RetroTax takes security seriously. We develop our applications with known security standards in mind (OWASP). Our security documentation extends beyond the scope of this API's documentation, as it covers personel security, operational, network, application, authentication, data, physical, etc. However, RetroTax can provide our implementation partners more detailed documentation of our security practices and policies upon request.

Authentication

The RetroTax Application utilizes Authlogic and Pundit for authentication and authorization.

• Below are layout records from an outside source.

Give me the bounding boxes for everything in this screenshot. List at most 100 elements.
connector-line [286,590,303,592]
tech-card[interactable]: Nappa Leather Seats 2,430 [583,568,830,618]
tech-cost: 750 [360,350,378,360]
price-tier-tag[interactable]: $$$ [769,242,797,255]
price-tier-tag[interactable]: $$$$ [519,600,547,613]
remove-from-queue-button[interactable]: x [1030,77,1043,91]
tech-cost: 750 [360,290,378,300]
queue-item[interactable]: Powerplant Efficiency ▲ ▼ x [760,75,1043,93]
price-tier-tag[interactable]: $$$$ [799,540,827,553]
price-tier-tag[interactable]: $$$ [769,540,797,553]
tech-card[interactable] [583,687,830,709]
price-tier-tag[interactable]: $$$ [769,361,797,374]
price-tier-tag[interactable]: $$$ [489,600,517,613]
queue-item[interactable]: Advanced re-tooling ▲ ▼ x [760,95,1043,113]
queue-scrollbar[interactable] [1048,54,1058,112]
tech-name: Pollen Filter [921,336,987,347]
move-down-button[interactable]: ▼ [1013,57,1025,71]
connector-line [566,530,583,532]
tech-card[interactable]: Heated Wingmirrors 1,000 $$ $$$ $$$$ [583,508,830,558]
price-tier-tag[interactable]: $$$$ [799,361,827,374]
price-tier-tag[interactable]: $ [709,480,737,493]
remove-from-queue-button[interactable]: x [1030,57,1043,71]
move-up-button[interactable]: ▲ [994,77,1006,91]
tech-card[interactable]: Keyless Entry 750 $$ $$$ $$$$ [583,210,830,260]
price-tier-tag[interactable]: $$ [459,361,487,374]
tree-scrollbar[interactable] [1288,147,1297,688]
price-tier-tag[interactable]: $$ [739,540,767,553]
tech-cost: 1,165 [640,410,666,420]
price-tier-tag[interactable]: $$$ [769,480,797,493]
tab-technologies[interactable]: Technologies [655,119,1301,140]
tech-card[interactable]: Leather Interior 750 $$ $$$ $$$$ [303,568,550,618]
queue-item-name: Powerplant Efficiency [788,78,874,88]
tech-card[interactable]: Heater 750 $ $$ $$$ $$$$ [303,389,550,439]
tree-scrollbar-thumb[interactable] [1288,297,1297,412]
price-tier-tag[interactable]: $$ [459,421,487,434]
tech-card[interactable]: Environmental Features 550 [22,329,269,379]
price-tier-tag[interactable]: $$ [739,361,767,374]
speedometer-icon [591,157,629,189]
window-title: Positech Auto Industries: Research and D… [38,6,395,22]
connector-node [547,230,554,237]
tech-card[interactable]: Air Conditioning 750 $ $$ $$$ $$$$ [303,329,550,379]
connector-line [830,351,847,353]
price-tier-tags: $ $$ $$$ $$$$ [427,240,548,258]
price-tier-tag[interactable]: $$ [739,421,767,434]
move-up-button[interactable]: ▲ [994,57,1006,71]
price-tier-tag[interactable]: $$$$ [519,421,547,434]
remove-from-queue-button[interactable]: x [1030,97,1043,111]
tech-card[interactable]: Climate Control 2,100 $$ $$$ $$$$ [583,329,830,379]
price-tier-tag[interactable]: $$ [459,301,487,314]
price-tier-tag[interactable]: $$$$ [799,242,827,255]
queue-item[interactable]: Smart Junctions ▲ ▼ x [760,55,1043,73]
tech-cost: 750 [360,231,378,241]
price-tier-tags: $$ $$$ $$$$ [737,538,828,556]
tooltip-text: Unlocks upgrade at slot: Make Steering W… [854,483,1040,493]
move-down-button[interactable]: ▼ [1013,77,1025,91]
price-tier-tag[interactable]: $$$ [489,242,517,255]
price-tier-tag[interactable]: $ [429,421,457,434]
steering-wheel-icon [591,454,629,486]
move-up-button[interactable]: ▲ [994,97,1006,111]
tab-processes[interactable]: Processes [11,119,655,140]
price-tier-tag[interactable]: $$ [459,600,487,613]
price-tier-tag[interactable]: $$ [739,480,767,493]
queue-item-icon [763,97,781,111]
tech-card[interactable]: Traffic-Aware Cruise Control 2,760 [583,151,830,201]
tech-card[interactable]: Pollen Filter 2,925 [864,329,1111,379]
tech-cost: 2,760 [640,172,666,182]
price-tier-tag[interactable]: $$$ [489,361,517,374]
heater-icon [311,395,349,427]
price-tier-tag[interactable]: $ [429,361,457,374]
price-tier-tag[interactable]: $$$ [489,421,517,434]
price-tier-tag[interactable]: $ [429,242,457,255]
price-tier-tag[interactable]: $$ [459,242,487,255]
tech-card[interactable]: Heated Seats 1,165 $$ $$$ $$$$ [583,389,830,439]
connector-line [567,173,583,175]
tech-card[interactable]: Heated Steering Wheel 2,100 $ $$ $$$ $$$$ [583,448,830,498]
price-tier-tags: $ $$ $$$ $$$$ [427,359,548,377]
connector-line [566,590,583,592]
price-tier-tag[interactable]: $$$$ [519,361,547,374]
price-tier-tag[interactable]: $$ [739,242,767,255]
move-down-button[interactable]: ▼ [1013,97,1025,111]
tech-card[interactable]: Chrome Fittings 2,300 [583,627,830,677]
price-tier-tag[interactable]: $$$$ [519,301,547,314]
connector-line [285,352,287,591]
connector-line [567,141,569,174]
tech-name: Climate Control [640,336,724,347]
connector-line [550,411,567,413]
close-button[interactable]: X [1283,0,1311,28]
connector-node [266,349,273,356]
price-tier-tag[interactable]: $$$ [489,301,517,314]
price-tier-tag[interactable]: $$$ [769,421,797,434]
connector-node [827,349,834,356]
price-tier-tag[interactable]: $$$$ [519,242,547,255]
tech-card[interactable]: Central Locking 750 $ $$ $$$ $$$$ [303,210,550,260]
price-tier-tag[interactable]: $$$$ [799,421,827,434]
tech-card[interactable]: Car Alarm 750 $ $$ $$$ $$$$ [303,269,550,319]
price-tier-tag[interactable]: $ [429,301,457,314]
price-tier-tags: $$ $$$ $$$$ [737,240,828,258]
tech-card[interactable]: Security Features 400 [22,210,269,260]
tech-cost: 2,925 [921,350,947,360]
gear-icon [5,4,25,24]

For this we used authlogic gem, which uses default encryption type SCrypt to store the passwords.

Encryption, SSL

The RetroTax API uses 2048-bit RSA with SHA-256 as a secure signing scheme. Data in transit and at rest is encrypted using AES-256 encryption algorithm.

3rd Party Auditing

RetroTax conducts annual 3rd party application penetration tests on our API.